While pounding carrots and celery sticks, sans dip, at an Albany reception one night, he shared with me a eureka moment he had just experienced.

“Bureaucracy is like a fat cell,” he exclaimed, as if wanting to alert the room to the breakthrough insight. “Once a new one’s created, it’s impossible to get rid of it. You can shrink the thing, but it will always grow back. Expansion is its nature!

“Hey, are those Cheetos?”

It was hard not to recall my friend’s hypothesis when news broke this week of NYC’s surprising contract with the belt-tightening giant Weight Watchers.

No, silly, City Hall’s not going on a diet; it’s spending $6.6 million over the next three years to try to slim down 300,000 members of its workforce. The program is first come, first serve, so corpulent procrastinators on the municipal payroll are plum out of luck. For now.

The city swears this idea will save taxpayers money on health care costs in the long run. Fat chance. What it will do is set a precedent for another area of government expansion — molding the personal habits of employees — in the name of fiscal savings.

If the city is paying employees to get dietary counseling, why isn’t it paying for them to turn off the TV, drink less beer and join gyms? (It already pays for condoms and nicotine patches.) Why should Weight Watchers get an exclusive contract when 100 yoga studios in the boroughs can convincingly argue that they could reduce employee sick days with some simple chillaxation techniques. Ten sessions and those traffic cops could double their ticket-writing.

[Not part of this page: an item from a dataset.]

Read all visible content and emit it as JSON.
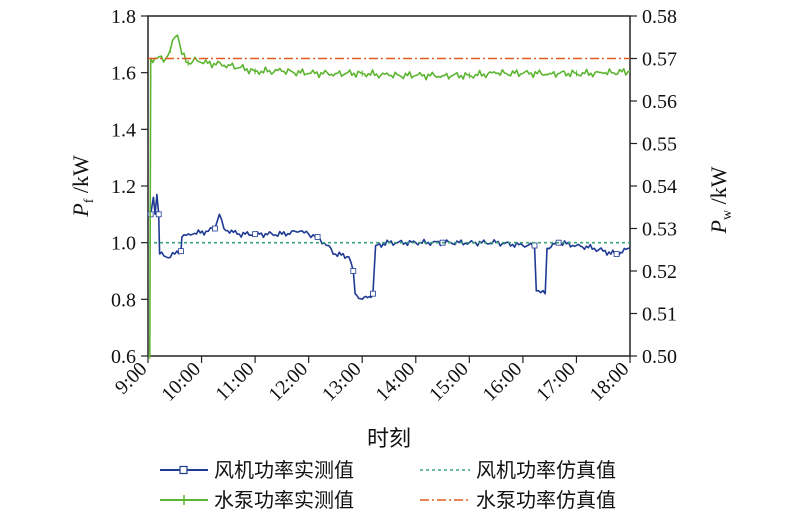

Then there’s the administration of it. Won’t the city need to measure the success of its Weight Watchers experiment? The Office of Diminished Rotundity has a nice ring to it. It could start with a budget line of, say, not a dime over $10 million annually. Plus the psychiatric team. Gaining weight after losing it can put a real hit one one’s self image. Don’t laugh. It’s enough to start one smoking again . . .

Pass me another Cheeto.

William F. B. O’Reilly is a consultant for Republicans.